Pire encore, des multinationales connues dans le monde entier, opérant généralement dans l’automobile, l’agro-alimentaire, l’informatique ou le secteur énergétique, qui de par leurs activités polluent abusivement la nature et l’environnement, redorent et verdissent leur image en optant pour ce procédé marketing mensonger, car pour fabriquer un produit avec des motifs verts coûte beaucoup moins cher que de le formuler avec des composants naturels ou écologiques.

Approchée par la MAP, la présidente de l’association Green Invest de l’Ecole Nationale de Commerce et de Gestion de Settat, Nadia Boukdir a indiqué que certaines entreprises exploitent de manière abusive le volet écologique pour verdir leurs images sans pour autant proposer un service durable au profit des citoyens.

Considérant cette technique comme “un acte de tromperie de l’opinion publique”, Boukdir estime que cette écologie de façade est une présentation erronée des faits à la limite de la publicité mensongère.

Elle a, à cet égard, soulevé que la protection de la nature demeure une grande responsabilité à assumer pleinement, pointant du doigt toute entreprise qui utilise l’argument écologique dans sa campagne de communication alors que l’intérêt de son produit (ou service) pour l’environnement est inexistant.

“Il ne faut en aucun cas que la communication d’une entreprise X soit sans actes et au détriment de l’environnement, il faut qu’elle soit fondée sur de bonnes intentions”, a-t-elle souligné.

Et de poursuivre: “Il ne faut jamais oublier que l’Homme est lié à son environnement, il a besoin de respirer, de boire, de se nourrir, de construire son abris, de fabriquer ses outils et donc sa survie dépend de la nature !”.

La présidente de cette association verte, qui défend la cause environnementale via des événements et des actions visant à protéger la nature, a fait observer également que la protection de l’environnement fait partie de l’activité de toutes les parties prenantes à savoir les entreprises (suite à des exigences réglementaires en matière environnementale), les associations et les citoyens.

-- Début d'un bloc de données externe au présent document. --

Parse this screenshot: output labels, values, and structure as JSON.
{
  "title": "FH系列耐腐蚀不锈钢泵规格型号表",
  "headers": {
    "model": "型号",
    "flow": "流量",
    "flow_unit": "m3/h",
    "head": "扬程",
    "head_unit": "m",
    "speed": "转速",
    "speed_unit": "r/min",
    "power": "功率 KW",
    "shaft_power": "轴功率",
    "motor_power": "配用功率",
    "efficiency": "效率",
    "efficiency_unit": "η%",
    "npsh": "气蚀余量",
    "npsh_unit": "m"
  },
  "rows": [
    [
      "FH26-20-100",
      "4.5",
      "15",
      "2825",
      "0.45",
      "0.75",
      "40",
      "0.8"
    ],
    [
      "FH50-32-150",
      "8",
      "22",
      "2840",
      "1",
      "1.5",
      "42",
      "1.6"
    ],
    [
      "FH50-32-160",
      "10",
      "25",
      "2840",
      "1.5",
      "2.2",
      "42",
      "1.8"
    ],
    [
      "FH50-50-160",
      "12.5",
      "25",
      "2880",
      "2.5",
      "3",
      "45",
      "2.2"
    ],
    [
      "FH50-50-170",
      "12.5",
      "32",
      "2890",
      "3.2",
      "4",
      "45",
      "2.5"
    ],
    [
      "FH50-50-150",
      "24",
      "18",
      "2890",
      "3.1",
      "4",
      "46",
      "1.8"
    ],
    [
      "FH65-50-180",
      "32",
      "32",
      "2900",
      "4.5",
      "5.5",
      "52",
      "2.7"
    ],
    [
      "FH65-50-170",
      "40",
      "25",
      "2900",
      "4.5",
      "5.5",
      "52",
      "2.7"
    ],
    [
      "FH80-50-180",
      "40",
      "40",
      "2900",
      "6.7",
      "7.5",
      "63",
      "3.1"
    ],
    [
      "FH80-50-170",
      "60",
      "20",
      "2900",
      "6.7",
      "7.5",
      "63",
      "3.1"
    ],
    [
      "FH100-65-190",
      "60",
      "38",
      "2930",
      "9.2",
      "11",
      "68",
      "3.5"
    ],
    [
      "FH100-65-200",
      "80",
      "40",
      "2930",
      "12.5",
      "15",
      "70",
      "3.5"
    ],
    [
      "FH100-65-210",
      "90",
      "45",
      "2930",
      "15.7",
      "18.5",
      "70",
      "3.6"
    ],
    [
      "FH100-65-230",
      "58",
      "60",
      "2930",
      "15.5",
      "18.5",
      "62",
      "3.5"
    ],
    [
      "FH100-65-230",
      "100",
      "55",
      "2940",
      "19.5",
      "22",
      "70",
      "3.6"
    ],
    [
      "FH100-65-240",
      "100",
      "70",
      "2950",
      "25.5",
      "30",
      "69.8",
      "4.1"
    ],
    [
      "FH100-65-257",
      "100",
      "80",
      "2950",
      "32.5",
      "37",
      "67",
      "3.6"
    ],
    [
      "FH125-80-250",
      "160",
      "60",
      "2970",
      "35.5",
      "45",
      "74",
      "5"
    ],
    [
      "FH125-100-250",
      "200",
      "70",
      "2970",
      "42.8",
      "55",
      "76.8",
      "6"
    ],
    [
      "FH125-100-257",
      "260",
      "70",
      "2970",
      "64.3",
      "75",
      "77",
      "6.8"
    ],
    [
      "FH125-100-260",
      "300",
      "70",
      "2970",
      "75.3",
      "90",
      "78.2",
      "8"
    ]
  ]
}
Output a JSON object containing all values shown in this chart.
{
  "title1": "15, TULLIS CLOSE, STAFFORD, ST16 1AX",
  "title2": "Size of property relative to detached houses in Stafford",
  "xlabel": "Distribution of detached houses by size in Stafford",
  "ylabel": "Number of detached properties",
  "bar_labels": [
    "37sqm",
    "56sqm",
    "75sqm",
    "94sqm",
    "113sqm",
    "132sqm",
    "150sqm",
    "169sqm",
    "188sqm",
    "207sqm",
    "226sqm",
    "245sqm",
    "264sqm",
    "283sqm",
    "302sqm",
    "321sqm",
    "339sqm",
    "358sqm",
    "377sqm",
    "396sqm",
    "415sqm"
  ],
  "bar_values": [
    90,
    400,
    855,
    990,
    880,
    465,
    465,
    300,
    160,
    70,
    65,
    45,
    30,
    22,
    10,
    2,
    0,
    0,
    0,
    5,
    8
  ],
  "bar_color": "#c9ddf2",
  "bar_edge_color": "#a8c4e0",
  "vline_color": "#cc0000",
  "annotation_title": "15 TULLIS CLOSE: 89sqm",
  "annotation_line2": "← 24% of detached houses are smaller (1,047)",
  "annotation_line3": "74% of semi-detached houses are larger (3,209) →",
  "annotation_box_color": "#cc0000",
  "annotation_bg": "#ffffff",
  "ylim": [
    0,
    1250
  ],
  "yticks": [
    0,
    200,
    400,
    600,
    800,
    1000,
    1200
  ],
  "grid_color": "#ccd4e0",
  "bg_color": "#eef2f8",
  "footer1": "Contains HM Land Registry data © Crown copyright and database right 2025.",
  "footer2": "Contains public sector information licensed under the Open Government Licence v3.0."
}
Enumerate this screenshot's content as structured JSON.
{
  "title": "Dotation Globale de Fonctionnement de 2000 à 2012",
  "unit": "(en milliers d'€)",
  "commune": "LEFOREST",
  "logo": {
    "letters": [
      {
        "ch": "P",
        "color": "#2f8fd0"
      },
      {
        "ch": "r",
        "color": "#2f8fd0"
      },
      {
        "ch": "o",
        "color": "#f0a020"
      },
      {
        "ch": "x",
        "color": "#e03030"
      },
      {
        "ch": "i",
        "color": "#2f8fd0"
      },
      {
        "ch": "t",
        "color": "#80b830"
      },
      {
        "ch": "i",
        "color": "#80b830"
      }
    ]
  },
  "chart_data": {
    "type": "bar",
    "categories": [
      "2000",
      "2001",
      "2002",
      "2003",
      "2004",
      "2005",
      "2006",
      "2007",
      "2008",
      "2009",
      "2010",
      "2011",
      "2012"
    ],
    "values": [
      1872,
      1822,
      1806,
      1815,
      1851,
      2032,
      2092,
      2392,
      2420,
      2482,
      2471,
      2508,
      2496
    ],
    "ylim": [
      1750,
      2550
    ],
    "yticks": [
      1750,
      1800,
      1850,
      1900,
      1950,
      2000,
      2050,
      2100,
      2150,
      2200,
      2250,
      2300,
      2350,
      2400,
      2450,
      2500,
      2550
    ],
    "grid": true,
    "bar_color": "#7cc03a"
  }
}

Selon le guide anti-greenwashing, conçu par l’Agence de la transition écologique française (ADEME), le greenwashing est un message pouvant induire le consommateur en erreur sur la qualité écologique réelle du produit ou sur la réalité de la démarche du développement durable.

Pour déceler le vert du faux, le guide anti-greenwashing, ayant pour but de sensibiliser les publicitaires tentés par ces mauvaises pratiques, a recensé les mauvaises habitudes les plus courantes qui transforment l’usage de l’argument écologique et de l’argument de développement durable en abus.

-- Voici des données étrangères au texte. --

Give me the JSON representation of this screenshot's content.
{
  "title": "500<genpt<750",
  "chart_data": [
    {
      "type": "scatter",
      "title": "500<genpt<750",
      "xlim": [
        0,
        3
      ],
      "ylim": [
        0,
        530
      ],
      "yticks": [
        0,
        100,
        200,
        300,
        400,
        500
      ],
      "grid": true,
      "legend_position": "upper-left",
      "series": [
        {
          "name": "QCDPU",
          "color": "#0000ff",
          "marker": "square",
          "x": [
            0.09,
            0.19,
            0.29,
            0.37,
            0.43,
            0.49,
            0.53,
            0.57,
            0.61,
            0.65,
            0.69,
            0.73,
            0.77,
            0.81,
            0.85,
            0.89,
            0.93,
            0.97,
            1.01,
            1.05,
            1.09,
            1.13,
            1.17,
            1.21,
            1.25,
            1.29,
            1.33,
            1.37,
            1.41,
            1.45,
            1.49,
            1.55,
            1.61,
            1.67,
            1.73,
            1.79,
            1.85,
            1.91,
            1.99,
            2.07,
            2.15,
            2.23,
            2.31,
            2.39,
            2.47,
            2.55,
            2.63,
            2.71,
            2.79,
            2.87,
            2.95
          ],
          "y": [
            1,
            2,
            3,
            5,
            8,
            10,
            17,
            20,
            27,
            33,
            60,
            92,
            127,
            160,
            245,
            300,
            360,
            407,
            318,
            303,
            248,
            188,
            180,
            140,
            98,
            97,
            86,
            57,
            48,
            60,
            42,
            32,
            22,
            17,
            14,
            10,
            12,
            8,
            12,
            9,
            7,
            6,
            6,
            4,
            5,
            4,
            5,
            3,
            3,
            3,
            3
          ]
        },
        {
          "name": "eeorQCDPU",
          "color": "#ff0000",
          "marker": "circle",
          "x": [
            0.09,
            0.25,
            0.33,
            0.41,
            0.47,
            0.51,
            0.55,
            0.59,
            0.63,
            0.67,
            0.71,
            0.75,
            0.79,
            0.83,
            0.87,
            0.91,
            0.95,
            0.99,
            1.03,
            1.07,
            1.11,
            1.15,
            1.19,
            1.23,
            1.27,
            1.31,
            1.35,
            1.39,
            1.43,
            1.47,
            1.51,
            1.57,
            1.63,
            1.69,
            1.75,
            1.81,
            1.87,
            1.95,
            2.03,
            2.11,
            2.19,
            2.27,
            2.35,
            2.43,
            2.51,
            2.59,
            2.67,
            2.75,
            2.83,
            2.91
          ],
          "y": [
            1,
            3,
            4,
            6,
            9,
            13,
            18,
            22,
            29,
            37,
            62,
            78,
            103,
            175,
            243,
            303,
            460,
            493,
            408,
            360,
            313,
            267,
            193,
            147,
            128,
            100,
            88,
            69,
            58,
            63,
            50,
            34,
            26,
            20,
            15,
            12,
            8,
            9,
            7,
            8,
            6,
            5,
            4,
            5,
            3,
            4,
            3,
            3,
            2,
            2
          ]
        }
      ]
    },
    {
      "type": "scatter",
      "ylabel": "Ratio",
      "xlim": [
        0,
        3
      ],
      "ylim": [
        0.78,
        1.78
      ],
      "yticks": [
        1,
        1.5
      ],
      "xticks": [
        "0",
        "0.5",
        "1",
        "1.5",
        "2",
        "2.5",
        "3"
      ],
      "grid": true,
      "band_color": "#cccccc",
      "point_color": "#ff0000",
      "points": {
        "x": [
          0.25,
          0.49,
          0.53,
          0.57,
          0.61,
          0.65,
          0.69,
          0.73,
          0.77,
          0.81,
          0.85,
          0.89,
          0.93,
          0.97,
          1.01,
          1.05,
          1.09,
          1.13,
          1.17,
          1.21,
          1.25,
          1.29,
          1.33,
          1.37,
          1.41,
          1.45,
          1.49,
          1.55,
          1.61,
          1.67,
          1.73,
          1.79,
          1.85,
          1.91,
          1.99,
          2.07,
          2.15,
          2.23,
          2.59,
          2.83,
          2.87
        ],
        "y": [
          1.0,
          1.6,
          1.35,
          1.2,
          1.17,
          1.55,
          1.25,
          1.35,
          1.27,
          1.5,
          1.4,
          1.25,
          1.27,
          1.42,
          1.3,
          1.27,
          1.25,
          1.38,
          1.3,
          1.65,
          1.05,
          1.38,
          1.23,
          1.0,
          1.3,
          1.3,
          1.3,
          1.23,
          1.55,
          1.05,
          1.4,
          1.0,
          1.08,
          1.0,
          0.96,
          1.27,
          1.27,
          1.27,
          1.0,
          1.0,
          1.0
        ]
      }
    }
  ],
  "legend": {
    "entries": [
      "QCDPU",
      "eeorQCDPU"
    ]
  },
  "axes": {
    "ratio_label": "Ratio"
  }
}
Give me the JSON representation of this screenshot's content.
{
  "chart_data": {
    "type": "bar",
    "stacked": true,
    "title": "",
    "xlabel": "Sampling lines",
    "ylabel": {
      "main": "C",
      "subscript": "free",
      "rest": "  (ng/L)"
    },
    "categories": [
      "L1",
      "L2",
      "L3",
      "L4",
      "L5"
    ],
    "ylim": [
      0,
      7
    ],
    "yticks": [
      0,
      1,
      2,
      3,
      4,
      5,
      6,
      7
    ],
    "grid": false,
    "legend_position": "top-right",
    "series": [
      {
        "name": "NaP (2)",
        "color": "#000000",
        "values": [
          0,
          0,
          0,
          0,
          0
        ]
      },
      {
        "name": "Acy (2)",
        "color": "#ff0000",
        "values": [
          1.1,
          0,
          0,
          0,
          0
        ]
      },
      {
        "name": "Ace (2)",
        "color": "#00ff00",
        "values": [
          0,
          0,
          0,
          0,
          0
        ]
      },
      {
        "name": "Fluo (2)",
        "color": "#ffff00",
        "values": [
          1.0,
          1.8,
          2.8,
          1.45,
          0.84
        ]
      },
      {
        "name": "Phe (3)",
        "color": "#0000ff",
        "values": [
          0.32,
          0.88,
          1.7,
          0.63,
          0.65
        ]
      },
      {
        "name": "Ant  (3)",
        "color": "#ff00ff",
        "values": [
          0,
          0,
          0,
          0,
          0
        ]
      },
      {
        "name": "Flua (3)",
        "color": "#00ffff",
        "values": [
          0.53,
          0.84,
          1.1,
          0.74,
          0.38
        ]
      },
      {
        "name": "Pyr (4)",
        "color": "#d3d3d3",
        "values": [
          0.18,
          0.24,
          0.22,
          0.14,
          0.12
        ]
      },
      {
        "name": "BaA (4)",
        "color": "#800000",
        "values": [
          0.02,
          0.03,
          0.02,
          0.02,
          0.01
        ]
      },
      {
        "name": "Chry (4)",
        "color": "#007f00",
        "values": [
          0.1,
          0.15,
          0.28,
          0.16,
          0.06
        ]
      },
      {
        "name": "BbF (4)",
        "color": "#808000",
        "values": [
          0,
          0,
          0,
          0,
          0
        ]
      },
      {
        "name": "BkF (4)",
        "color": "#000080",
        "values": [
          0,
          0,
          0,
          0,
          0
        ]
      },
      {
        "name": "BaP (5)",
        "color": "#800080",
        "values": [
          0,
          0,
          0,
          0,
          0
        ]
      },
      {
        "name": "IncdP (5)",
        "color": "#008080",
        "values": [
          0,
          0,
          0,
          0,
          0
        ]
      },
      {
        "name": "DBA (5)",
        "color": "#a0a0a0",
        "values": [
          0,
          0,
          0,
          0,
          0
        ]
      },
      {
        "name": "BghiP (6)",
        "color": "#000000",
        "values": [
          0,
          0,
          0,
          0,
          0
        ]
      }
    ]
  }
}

Parmi ces habitudes, qui ne trompent guère, le vrai mensonge (il n’y a rien d’écologique dans le produit ou le service vanté comme tel), la promesse disproportionnée (le produit ou service a un intérêt écologique, mais cela ne le rend pas pour autant inoffensif ni bénéfique pour l’environnement) et les mots vagues (le vocabulaire utilisé est imprécis, trop général et n’est pas défini dans le message).

Il s’agit également d’informations insuffisantes (le produit a vraisemblablement un intérêt pour l’environnement, mais on comprend mal pourquoi, comment, et où s’informer davantage), d’une image trop suggestive (le visuel utilisé suggère que le produit ou service possède des vertus écologiques qu’il n’a pas ou peu), d’un faux label et d’une mise en avant hors sujet (l’écologie est évoquée, par exemple à travers une action que l’entreprise a menée par ailleurs, mais cela n’a aucun lien avec le produit ou service vanté dans la campagne).

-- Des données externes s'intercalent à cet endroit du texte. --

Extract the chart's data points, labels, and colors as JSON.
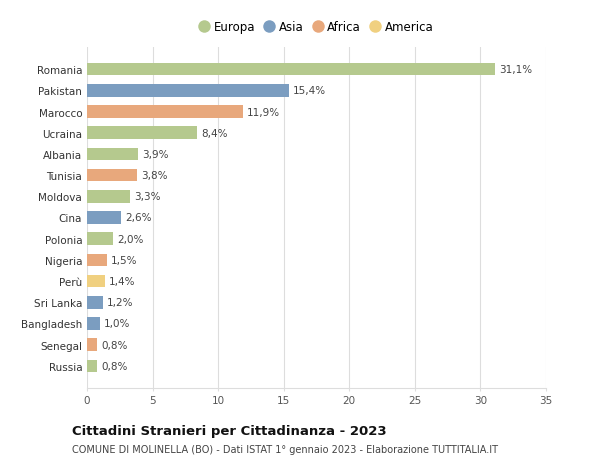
{
  "countries": [
    "Romania",
    "Pakistan",
    "Marocco",
    "Ucraina",
    "Albania",
    "Tunisia",
    "Moldova",
    "Cina",
    "Polonia",
    "Nigeria",
    "Perù",
    "Sri Lanka",
    "Bangladesh",
    "Senegal",
    "Russia"
  ],
  "values": [
    31.1,
    15.4,
    11.9,
    8.4,
    3.9,
    3.8,
    3.3,
    2.6,
    2.0,
    1.5,
    1.4,
    1.2,
    1.0,
    0.8,
    0.8
  ],
  "labels": [
    "31,1%",
    "15,4%",
    "11,9%",
    "8,4%",
    "3,9%",
    "3,8%",
    "3,3%",
    "2,6%",
    "2,0%",
    "1,5%",
    "1,4%",
    "1,2%",
    "1,0%",
    "0,8%",
    "0,8%"
  ],
  "continents": [
    "Europa",
    "Asia",
    "Africa",
    "Europa",
    "Europa",
    "Africa",
    "Europa",
    "Asia",
    "Europa",
    "Africa",
    "America",
    "Asia",
    "Asia",
    "Africa",
    "Europa"
  ],
  "colors": {
    "Europa": "#b5c98e",
    "Asia": "#7b9dc0",
    "Africa": "#e8a87c",
    "America": "#f0d080"
  },
  "legend_order": [
    "Europa",
    "Asia",
    "Africa",
    "America"
  ],
  "xlim": [
    0,
    35
  ],
  "xticks": [
    0,
    5,
    10,
    15,
    20,
    25,
    30,
    35
  ],
  "title": "Cittadini Stranieri per Cittadinanza - 2023",
  "subtitle": "COMUNE DI MOLINELLA (BO) - Dati ISTAT 1° gennaio 2023 - Elaborazione TUTTITALIA.IT",
  "bg_color": "#ffffff",
  "grid_color": "#dddddd",
  "bar_height": 0.6,
  "label_fontsize": 7.5,
  "ytick_fontsize": 7.5,
  "xtick_fontsize": 7.5,
  "title_fontsize": 9.5,
  "subtitle_fontsize": 7
}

Les preuves inexistantes (impossible de les obtenir auprès de l’entreprise ou sur son site internet ou alors elles ne sont pas crédibles) et la fausse exclusivité (l’intérêt écologique est vanté comme exclusif, alors que la loi oblige tous les produits ou services similaires à l’adopter) sont aussi parmi les signes du greenwashing, relève le guide.

De plus en plus, le consommateur devient particulièrement sensible face aux allégations environnementales et de développement durable de ces firmes. Dès lors, les entreprises, annonceurs et publicitaires sont amenés à faire preuve d’une transparence et de responsabilité totales en acceptant, si nécessaire, de se soumettre à des vérifications plus précises sur la véracité écologique de leurs produits.